Seguí insistiendo. Me le acerqué, con la pinga en la mano. Pero ella se alejó. Puso cara de cordura y, con las manos, me hizo un gesto de calma.
—Por favor, Pedro Juan, cálmate. Yo sé que te gusto mucho, pero tú a mí no. Cálmate. Guárdate eso, vete y no me busques más.
—Martica, vamos a hablar. Esto tiene arreglo —le dije, devolviendo la pinga a la oscuridad y cerrando la cremallera.
—No. No tiene arreglo. No cojas más lucha conmigo. ¡A mí no me gustan los hombres, Pedro Juan! ¿Tengo que decírtelo más claro? ¡No-me-gustan-los-hombres-cojones-no-me-gustan-los-hombres! Ya, acábate de ir pa’l carajo y no jodas más. Las pingas me dan asco.
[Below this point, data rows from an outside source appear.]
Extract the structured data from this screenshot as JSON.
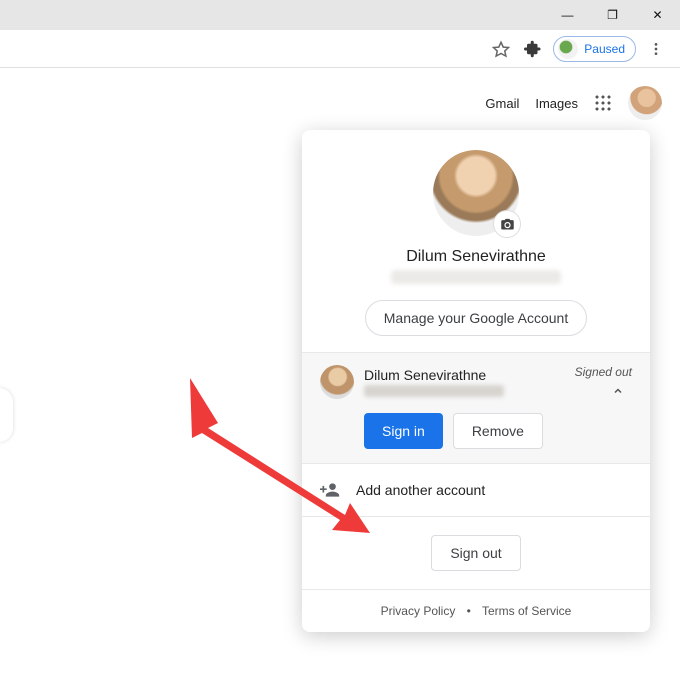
{
  "window": {
    "minimize": "—",
    "restore": "❐",
    "close": "✕"
  },
  "addressbar": {
    "paused_label": "Paused"
  },
  "topnav": {
    "gmail": "Gmail",
    "images": "Images"
  },
  "card": {
    "name": "Dilum Senevirathne",
    "manage_label": "Manage your Google Account",
    "account2": {
      "name": "Dilum Senevirathne",
      "status": "Signed out",
      "signin_label": "Sign in",
      "remove_label": "Remove"
    },
    "add_label": "Add another account",
    "signout_label": "Sign out",
    "privacy": "Privacy Policy",
    "terms": "Terms of Service"
  }
}
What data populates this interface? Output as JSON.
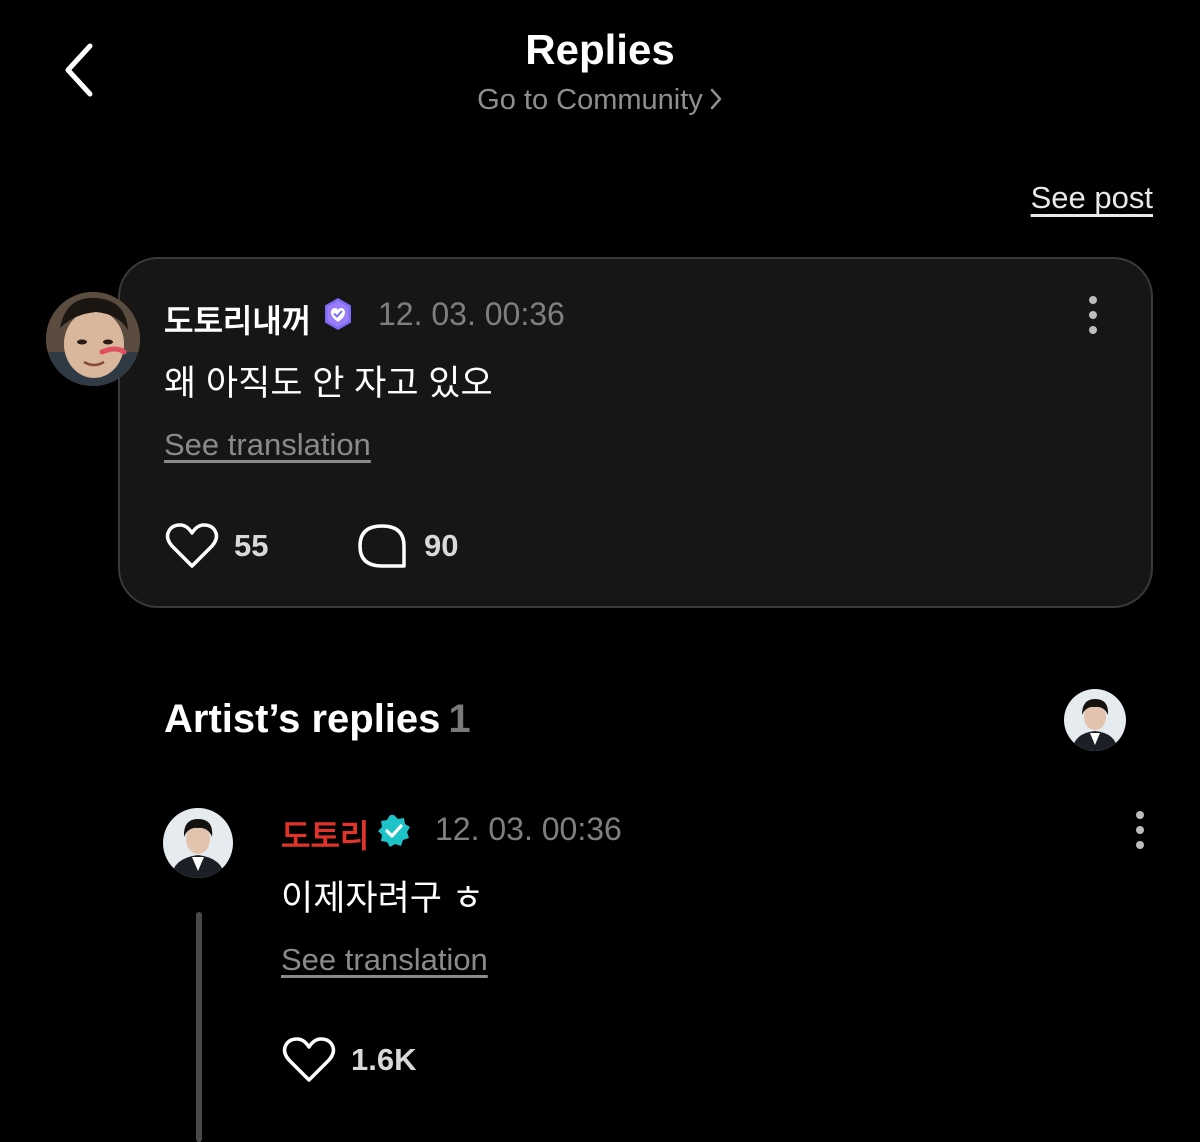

Me quedé desolado. Yo lo sabía, pero tengo el mal hábito de hacerme el sueco cuando me conviene ignorar algo. Hasta que ese algo me cae sobre la cabeza y me aplasta. Todavía atiné a preguntarle:
—¿Estás con alguien?
—Sí. Estoy con una muchacha. Que me gusta muchísimo. Me vengo nada más que de besarla. Le toco un muslo y tengo tres orgasmos, como una perra. ¡No me gustan las pingas! Cuando templaba contigo tenía que pensar en una mujer. ¡Vete y déjame tranquila, hazme el favor!
—Bueno, hasta luego.
—No. Hasta luego no. Adiós. No quiero verte más nunca.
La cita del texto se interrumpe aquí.